Documentation
¶
Overview ¶
Package scanner is a tiny combined lexer+parser that emits lines of printer output, page breaks, and end-of-job indications. It specifically handles reading from Hercules sockdev printer output of JES2 jobs in MVS 3.8J, although if there is a reliable way to detect the last line of a job (which must immediately be followed by a form feed character) with a regular expression, the code can be easily adapted for other operating systems.
We tolerate a variety of combinations of CR, LF, and FF. A bare CR will cause the next line to overtype the current line. Bare LF, CR+LF, or LF+CR have the effect of CR+LF.
Lines will be trimmed to 132 bytes; additional bytes on a line will be discarded.
The implementation is a state machine that reads one byte at a time, updates internal state as necessary, performs actions (emit lines, pages, EOJ) as necessary, then sets the function to handle the next byte. Thus the current state of the state machine is represented by the value of the state function on the scanner struct.
The state machine is approximately an implementation of the following diagram in the dot language:
digraph { "get next byte" -> "have lf" [label="b=lf"]; "get next byte" -> "have cr" [label="b=cr"]; "get next byte" -> "emit line and page" [label="b=ff"]; "emit line and page" [shape=box]; "emit line and page" -> "last line match EOJ pattern?"; "last line match EOJ pattern?" [shape=box]; "last line match EOJ pattern?" -> "emit EOJ" [label="yes"]; "last line match EOJ pattern?" -> "get next byte" [label="no"]; "have lf" -> "emit line" [label="b=cr"]; "have lf" -> "emit line and await lf" [label="b=lf"]; "have lf" -> "emit line and page" [label="b=ff"]; "have lf" -> "get next byte" [label="b != lf | cr | ff"]; "emit line and await lf" [shape=box]; "emit line and await lf" -> "have lf"; "have cr" -> "emit line" [label="b=lf"]; "have cr" -> "emit line and await cr" [label="b=cr"]; "have cr" -> "emit line and page" [label="b=ff"]; "have cr" -> "get next byte" [label="b != lf | cr | ff"]; "emit line and await cr" [shape=box]; "emit line and await cr" -> "have cr"; "emit line" [shape=box]; "emit line" -> "get next byte"; "get next byte" -> "add to current line"; "add to current line" [shape=box]; "add to current line" -> "dispose of bytes" [label="n>=132"]; "add to current line" -> "get next byte" [label="n<132"]; "dispose of bytes" -> "have lf" [label="b=lf"]; "dispose of bytes" -> "have cr" [label="b=cr"]; "dispose of bytes" -> "emit line and page" [label="b=ff"]; "dispose of bytes" -> "dispose of bytes" [label="b != lf | cr | ff"]; "emit EOJ" [shape=box]; "emit EOJ" -> "get next byte"; }
Is this all slightly over-complicated for our needs? Perhaps.
Index ¶
Constants ¶
This section is empty.
Variables ¶
This section is empty.
Functions ¶
func Scan ¶
func Scan(conn net.Conn, handler PrinterHandler, trace bool) error
Scan will read from a net.Conn, conn, which should be sent data from Hercules printer output. It will output lines (trimmed to 132 characters if necessary) and page breaks and identify the end of jobs in the printer data stream.
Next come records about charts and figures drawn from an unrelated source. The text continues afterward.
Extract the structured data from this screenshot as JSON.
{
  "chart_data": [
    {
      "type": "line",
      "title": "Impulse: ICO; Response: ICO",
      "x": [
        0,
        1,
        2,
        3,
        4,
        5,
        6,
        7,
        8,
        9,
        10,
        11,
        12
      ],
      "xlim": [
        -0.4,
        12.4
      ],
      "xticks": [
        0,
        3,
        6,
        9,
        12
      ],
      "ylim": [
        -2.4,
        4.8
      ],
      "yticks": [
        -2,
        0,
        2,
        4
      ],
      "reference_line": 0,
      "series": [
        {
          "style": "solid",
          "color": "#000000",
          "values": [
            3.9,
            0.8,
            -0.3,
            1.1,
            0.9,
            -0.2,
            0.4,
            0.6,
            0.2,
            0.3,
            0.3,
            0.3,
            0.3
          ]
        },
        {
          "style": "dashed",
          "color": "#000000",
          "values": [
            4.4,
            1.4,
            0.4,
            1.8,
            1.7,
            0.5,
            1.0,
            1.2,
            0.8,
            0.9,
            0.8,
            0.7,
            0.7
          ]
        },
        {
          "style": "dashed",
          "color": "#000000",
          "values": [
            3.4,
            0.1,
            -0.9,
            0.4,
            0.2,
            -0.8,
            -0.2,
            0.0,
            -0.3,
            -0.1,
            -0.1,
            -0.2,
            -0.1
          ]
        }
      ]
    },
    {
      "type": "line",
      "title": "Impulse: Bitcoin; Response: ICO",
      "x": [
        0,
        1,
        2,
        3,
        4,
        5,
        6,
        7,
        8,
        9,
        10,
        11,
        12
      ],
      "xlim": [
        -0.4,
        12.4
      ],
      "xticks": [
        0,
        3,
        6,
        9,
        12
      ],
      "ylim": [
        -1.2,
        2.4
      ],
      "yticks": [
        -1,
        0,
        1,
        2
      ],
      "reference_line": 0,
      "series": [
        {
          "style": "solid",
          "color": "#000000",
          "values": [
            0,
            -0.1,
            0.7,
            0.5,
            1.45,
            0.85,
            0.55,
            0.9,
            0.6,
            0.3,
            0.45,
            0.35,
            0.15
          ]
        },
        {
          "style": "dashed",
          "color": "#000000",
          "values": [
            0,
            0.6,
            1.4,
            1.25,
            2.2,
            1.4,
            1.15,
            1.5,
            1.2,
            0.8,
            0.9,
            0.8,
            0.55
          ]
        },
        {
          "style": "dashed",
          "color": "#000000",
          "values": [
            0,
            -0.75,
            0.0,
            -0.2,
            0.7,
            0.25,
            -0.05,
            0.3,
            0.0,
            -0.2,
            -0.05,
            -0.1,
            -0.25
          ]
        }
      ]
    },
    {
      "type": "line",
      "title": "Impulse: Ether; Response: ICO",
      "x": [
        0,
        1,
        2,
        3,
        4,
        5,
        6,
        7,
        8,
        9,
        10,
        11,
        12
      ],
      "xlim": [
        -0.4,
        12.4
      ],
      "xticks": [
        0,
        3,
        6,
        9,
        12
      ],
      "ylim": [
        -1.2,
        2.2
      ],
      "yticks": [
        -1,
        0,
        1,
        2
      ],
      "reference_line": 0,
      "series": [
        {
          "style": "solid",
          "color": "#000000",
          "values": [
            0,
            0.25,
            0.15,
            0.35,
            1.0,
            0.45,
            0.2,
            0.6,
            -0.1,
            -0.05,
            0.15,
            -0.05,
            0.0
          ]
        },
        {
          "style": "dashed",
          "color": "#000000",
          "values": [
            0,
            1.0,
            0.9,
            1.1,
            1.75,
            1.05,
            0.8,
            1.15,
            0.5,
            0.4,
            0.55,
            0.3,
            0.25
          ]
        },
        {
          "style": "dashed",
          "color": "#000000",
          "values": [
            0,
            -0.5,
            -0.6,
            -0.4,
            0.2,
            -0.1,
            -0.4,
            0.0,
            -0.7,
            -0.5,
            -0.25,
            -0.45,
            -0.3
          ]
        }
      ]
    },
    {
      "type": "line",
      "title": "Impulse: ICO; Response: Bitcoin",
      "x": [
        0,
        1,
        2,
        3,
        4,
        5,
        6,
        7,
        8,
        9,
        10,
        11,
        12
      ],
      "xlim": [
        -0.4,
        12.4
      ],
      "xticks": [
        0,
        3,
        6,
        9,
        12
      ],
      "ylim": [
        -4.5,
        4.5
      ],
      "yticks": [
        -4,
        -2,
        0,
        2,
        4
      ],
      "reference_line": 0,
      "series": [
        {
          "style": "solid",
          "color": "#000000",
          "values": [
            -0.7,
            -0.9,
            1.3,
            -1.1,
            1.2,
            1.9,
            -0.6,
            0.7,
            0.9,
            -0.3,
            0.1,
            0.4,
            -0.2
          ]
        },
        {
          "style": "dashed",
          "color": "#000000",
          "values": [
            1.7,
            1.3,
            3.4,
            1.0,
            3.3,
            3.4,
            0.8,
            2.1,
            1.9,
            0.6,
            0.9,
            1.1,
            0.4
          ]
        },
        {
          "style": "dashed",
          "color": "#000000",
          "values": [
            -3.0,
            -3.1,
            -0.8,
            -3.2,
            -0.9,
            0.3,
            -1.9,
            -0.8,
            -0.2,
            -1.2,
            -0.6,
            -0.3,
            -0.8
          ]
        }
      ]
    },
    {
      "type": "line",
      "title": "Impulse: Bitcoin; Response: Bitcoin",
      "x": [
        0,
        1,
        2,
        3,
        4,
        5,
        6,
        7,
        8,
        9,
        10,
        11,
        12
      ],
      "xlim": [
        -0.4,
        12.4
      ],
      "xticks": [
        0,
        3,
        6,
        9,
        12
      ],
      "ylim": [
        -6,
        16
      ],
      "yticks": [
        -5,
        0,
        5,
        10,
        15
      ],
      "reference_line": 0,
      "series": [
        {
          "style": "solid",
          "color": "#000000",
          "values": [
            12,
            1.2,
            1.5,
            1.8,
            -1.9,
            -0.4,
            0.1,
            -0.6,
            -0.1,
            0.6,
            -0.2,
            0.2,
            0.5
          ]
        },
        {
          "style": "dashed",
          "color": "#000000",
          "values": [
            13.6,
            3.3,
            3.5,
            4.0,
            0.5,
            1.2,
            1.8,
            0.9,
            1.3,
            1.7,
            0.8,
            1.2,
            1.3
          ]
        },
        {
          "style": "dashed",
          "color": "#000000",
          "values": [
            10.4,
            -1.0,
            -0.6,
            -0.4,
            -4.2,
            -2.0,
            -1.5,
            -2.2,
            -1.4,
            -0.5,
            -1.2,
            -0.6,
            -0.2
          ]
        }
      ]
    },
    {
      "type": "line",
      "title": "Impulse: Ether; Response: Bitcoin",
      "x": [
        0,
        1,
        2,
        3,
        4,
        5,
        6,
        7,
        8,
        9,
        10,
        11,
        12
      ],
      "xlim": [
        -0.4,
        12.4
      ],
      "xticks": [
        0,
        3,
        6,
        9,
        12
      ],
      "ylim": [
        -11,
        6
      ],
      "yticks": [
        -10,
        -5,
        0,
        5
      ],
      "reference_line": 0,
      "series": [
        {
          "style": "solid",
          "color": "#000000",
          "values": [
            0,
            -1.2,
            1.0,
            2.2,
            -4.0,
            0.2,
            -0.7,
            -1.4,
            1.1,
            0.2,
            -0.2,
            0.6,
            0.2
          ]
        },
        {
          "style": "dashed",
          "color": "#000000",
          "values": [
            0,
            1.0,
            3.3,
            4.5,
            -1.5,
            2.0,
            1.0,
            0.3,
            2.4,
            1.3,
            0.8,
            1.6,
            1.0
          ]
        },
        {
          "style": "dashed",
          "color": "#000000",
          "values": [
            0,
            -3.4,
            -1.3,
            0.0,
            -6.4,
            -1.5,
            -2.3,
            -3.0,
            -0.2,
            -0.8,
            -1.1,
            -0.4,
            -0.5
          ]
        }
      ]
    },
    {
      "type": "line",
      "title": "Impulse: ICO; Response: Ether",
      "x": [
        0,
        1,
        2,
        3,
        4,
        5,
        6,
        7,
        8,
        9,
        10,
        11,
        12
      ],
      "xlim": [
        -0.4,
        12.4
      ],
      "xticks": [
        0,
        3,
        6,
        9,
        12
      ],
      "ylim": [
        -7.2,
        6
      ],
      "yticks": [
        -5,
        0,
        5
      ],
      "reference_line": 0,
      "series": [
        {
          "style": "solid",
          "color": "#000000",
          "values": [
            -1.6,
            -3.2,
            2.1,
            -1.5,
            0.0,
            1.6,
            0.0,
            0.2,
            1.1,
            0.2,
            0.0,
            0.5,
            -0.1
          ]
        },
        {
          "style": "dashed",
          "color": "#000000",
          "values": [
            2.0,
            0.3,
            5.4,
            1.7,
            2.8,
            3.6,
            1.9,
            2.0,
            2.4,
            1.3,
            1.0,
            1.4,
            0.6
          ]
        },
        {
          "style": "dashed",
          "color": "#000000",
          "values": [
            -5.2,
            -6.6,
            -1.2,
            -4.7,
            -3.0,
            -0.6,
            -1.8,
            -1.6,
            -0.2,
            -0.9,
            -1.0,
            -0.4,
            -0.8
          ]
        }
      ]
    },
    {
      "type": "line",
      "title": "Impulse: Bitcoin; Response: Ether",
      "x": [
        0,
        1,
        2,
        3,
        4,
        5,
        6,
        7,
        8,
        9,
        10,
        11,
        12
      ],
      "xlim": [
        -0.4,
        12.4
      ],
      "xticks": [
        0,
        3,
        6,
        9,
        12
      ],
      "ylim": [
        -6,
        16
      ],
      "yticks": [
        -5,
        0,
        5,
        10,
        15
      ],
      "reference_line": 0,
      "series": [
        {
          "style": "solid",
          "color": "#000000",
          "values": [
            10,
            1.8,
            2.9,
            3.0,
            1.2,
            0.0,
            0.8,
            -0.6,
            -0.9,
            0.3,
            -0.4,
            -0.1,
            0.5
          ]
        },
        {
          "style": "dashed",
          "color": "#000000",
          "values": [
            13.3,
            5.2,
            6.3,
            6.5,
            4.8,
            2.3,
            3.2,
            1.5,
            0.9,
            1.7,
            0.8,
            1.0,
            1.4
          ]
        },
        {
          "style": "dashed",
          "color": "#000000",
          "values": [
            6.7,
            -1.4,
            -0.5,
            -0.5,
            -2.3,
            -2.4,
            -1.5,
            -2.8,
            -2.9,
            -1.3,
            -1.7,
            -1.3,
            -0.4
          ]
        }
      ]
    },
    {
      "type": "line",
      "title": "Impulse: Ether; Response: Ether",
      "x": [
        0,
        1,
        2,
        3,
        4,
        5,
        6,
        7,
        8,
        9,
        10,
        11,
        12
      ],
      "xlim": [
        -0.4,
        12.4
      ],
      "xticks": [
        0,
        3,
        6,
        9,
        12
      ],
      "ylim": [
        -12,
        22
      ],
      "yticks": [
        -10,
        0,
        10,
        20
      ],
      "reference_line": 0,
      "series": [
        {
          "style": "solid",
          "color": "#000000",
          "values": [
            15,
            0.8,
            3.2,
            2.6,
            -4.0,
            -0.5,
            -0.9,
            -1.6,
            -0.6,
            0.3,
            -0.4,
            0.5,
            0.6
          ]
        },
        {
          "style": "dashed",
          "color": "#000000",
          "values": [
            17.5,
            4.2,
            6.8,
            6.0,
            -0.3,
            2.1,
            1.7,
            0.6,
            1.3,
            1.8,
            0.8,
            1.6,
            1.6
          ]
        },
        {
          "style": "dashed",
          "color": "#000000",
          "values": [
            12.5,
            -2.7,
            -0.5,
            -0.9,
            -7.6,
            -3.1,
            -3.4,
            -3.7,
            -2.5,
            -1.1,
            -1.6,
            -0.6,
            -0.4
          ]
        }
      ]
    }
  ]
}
This function exists for backwards-compatibility and just calls ScanWithLogTag with the tag "default"
func ScanWithLogTag ¶ added in v0.3.0
Scan will read from a net.Conn, conn, which should be sent data from Hercules printer output. It will output lines (trimmed to 132 characters if necessary) and page breaks and identify the end of jobs in the printer data stream.
Types ¶
type PrinterHandler ¶
type PrinterHandler interface { AddLine(line string, linefeed bool) PageBreak() EndOfJob(jobinfo string) }
PrinterHandler interface receives the output of printer output parsing.